Playing just 2 days after eliminating Washington in a stirring, 2-1, Game 7 victory, the top-seeded Rangers hit their home ice again and won their third straight Game 1 of the playoffs. The Devils had been off for 5 days since they knocked out the Flyers in five games.
No team forced to play seven-game series in each of the first two rounds has gone on to win the Stanley Cup, but the Rangers are determined to be the first. Shaking off suggestions they are tired, the Rangers slogged through two scoreless periods and pulled out a win with a dominating third.
"I think it starts with work habits, how hard we want to work," Lundqvist said. "And then the skill takes over. We have been doing it all year."
The Rangers are in the conference finals for the first time since 1997, and they haven't reached the Stanley Cup finals since 1994 when they beat 22-year-old goalie Martin Brodeur and the Devils in a classic seven-game series that backed up captain Mark Messier's guarantee.
New Jersey is making its first conference finals appearance since 2003, the year the Devils won the Cup for the third time.
Game 2 is Wednesday night in New York.
Girardi got a perfect setup from Kreider and scored 53 seconds into the third period to break a 0-0 tie.
Noteworthy *
Dale Hunter quit as coach of the Washington Capitals after less than one full season in the job, telling the team he wants to return to his family in Canada.
"It was the right thing to do," Hunter said.
He is the owner of the London Knights, of the Ontario Hockey League, a junior hockey team currently playing for the Memorial Cup. One of his three children is an assistant coach with the Knights, and Hunter's brother Mark took over as head coach when Hunter left to join the Capitals in November, replacing the fired Bruce Boudreau.
"I'm going home," Hunter said, a couple of hours after delivering the news to Capitals general manager George McPhee. "I've got a good thing going there with the family, so I'll stay home."
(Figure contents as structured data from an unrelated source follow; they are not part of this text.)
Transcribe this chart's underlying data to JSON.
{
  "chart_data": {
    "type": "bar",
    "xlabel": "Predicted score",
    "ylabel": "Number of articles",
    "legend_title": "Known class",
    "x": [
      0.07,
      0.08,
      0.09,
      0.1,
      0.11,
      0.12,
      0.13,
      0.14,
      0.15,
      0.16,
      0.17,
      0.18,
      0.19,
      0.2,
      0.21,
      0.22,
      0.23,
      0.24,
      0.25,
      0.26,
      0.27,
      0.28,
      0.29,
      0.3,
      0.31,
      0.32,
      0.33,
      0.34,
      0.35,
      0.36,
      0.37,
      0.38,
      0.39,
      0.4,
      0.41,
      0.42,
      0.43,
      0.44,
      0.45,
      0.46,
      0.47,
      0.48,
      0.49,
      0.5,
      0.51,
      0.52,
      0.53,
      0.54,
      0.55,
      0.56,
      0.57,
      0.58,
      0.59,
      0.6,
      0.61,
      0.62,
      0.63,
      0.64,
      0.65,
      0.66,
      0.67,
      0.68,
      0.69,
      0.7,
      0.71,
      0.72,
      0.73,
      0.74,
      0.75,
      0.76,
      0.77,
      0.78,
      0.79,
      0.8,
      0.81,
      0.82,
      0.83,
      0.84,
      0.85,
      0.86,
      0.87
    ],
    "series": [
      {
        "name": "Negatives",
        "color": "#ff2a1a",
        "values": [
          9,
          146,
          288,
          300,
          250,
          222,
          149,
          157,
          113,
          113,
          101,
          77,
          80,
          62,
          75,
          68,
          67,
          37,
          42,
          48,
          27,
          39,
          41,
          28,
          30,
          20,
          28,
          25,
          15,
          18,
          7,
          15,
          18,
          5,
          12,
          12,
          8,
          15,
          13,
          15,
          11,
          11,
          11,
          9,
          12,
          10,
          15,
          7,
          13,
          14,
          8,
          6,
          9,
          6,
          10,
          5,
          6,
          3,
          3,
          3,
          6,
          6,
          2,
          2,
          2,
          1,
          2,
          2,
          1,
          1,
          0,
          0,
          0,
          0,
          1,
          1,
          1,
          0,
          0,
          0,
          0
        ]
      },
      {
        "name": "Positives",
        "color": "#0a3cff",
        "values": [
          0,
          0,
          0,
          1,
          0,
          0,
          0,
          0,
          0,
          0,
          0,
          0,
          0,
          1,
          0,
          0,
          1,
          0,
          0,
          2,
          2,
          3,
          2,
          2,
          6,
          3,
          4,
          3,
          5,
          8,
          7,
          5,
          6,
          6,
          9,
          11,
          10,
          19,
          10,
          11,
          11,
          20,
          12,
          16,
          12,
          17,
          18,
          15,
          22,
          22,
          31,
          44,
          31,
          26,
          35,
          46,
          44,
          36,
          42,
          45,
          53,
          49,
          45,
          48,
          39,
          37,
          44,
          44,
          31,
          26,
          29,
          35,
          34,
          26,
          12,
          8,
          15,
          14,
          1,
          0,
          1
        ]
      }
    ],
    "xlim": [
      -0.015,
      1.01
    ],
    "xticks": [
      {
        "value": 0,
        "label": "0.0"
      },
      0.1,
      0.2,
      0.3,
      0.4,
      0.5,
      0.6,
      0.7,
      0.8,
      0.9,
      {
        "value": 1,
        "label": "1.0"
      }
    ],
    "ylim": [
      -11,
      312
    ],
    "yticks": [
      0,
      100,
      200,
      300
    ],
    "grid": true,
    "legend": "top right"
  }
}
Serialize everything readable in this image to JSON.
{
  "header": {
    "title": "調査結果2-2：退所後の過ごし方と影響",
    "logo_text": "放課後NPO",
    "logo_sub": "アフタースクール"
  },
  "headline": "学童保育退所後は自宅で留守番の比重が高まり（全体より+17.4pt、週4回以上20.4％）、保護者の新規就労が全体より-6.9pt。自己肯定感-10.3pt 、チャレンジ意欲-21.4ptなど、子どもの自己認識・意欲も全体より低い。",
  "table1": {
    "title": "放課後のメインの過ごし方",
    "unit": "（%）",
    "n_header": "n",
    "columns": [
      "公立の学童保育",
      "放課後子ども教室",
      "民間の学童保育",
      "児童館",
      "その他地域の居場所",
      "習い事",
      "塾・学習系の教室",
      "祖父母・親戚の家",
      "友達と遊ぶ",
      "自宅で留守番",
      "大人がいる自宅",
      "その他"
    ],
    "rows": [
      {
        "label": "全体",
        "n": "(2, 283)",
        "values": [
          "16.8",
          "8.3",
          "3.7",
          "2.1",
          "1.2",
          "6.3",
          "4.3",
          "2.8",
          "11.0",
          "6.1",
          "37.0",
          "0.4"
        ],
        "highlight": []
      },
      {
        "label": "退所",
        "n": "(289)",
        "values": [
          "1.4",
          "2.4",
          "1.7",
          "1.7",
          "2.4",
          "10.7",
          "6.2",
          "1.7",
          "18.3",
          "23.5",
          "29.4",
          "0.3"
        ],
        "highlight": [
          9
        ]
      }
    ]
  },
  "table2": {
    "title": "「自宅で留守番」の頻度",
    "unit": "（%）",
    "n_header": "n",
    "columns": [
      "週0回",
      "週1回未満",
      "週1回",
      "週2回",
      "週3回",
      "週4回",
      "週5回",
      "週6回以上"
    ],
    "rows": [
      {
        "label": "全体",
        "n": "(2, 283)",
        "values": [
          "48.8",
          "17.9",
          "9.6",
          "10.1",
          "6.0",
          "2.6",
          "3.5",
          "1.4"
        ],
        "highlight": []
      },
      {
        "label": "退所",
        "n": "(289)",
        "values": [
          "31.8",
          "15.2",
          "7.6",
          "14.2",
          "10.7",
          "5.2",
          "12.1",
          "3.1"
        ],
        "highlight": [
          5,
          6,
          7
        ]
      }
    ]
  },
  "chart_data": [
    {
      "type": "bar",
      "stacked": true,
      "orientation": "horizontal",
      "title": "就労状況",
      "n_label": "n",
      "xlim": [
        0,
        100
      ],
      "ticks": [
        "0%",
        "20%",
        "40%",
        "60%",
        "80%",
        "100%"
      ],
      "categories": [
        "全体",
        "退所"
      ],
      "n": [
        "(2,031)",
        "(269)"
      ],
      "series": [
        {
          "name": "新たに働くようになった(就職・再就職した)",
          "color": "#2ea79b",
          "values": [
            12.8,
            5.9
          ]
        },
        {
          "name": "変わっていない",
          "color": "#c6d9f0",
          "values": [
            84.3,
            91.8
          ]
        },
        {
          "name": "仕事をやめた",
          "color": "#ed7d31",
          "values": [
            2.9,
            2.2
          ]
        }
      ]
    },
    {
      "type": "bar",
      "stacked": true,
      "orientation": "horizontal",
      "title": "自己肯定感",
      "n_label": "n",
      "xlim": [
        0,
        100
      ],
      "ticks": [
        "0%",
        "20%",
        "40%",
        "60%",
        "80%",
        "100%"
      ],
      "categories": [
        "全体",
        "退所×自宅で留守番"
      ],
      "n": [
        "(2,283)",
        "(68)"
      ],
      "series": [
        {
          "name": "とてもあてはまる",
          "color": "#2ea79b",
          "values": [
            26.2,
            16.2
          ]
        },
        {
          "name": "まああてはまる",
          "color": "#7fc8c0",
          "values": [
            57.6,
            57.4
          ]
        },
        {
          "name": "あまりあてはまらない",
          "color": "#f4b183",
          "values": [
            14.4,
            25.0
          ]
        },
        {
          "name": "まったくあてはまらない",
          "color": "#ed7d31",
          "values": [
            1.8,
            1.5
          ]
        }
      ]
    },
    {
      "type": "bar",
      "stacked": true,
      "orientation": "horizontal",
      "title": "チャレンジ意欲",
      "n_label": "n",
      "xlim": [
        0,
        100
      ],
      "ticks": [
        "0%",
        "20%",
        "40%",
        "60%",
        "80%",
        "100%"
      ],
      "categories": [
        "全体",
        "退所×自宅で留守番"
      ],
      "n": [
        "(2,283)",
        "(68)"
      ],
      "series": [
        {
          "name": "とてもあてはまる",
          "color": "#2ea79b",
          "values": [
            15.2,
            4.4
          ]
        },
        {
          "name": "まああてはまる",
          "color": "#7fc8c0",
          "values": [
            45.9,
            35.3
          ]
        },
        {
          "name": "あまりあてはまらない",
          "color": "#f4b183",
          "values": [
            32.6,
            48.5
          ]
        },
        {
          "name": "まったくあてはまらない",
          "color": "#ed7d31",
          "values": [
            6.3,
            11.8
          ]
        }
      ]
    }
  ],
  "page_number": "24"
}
Hunter met with McPhee at the team's practice facility on Monday morning, two days after the Capitals were eliminated from the playoffs in the Eastern Conference semifinals with a 2-1 loss to the New York Rangers in Game 7.
"We could have very easily won that series," McPhee said.
The GM said he didn't even attempt to change Hunter's mind, because "there's no gray in Dale's life."
"I'd rather have him for 6 months than not at all," McPhee said.
* Todd Richards will stay on as the Columbus Blue Jackets' coach.
Richards became interim coach in January when Scott Arniel was fired. The team said that he had agreed to a 2-year contract after the Blue Jackets' record improved under the 45-year-old former Minnesota Wild coach.
Richards led Columbus for the final 41 games of the season after being elevated from assistant coach.